Pier Sam sandoz-beam
Anyone know what's 4:00 is I've been hearing that tune in my head since I heard it over 25 years ago lol
Jimi glimmer Joey Beltram Energy flash
house music and techno music came from. Chicago and detroit garage house from NYC but as u know Europe always had a lovely for uptempo music we are more Deffo open minded to musical genres here!!! it was the UK that took this music to a whole new different level as for raves and clubbing even the pioneers of the music said it was a whole different scene here now fast forward UK is 1 of the biggest places for nightlife and festivals aswell as the rest of Europe home to the balaric islands ecstacy was also created by a Dutch chemist
jimbo slice only gotta ask Keith flint lol
jimbo slice house music is called house music cuz frankie knuckles had a residency at the warehouse club in Chicago back in 87 but yeh man the uk changed the world back in the early 90s and im so proud to have been a part of it bro. bless ya :-)
House music came from Belgium dear friend !.
@@dossaatje69 Belgium produced some great House music but the USA gave birth to the scene in 1986 with Steve Silk Hurley and co.
@@dossaatje69new beat came from Belgium, not house.
@29:08 o.0 I want to make funny joke about today's Hipster.... 90s Dance Culture was tight.
Toronto was the place to be 92-96 Pleasure Force!!
song at 17:50 plz ??
*House music was born out of the Black & Puerto Rican gay clubs in Chicago!
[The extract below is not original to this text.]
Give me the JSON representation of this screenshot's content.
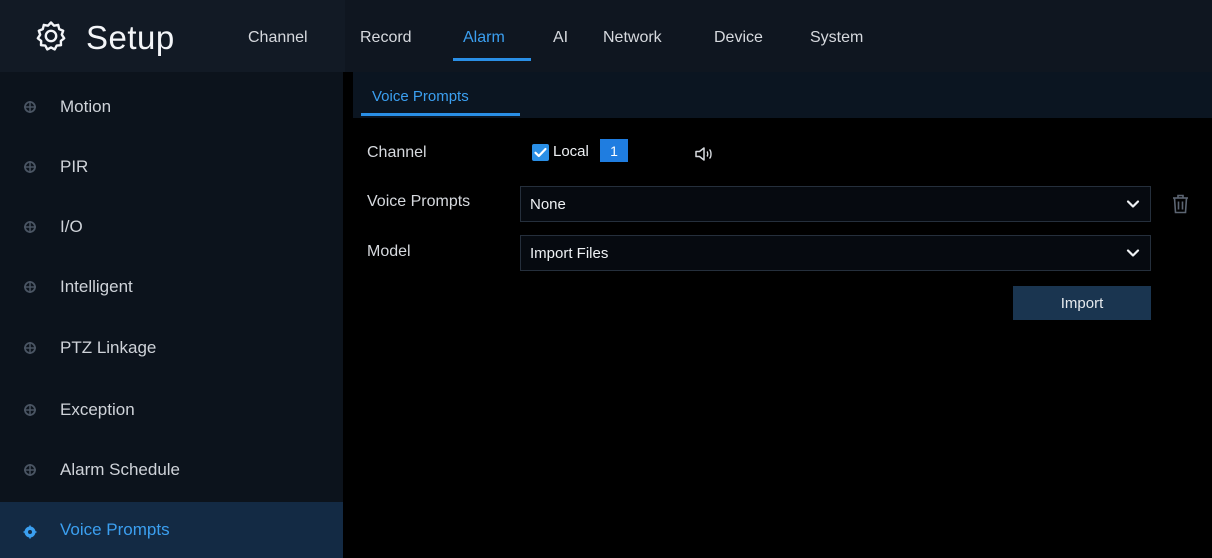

Detroit invented Techno!*
A lot of people - Americans and Europeans alike - can never seem to remember this.
If you think about it Gays and Glay clubs start it all...Disco, Shock Rock (twisted sister etc...) raves... people are to dumb because they are ignorant followers
ENGLAND created RAVE!!!!
@@samlatope4532 That's my point! England is Gay and everything they created
@@SamSung-gr5qy THE rave scene might have been a sausage fest where you come from, but it was hardcore breakbeats bass n jungle that that rocked our little island....E made you chew your face off and feel good. not want to bum the nearest guy...
What is the first track starting in the documentary by the way?
Sandoz - "Limbo"
I notice Every guy in this video has skinny arms. Not a single ego in site!!!
That promoter "Sparky" was hilarious, I'm sure he was just an actor?
kixxalot Yeah, that’s what I thought too. Thinking he was put in there to make a point.
But there were a lot of weasels just like him
Wish I would have been around at that time
does anyone know what song starts at 18:27?
Use Shazam
Sparky is one of the greatest villains in documentary history.
Correction. Gabber is not German, but Dutch. So from the Netherlands.
Joey Beltrum Energy Flash - remember when it first came out - dropped at right time in a set 👌 But what seemed to happen very quickly in early 90s in UK certainly was this split off of scenes, which started to mean cliques, which was beginning of end for me. 88- 91 were best.
Its funny how proper some of these guys spoke back in the day, all serious-like. now kids would be like 'DICKS OUT FOR HARAMBE AGGHHHH!!"
So, like Energy Flash is a good song and everything, but I'd like to hear Jamie Principle talk, please.
taggers. thats all I remember. and Sega genesis. fun times tje girls too!
Ooohhh my God, awesome report frm the best time of the century...fuckin wicked !!!! Make some nooooiiiiiiisssseeee.
What's funny to me is first eight minutes into the docu there using a track by a dj from Queens New York but no mention of the NYC club scene yet where shit took off from NYC example some sample house beats were being presented in studio 54 and other NYC spots and just moved on from there where a little while after that there was paradise garage need I say more for those who know know!
omg , u guys remember how heavy those boxes of fliers were ??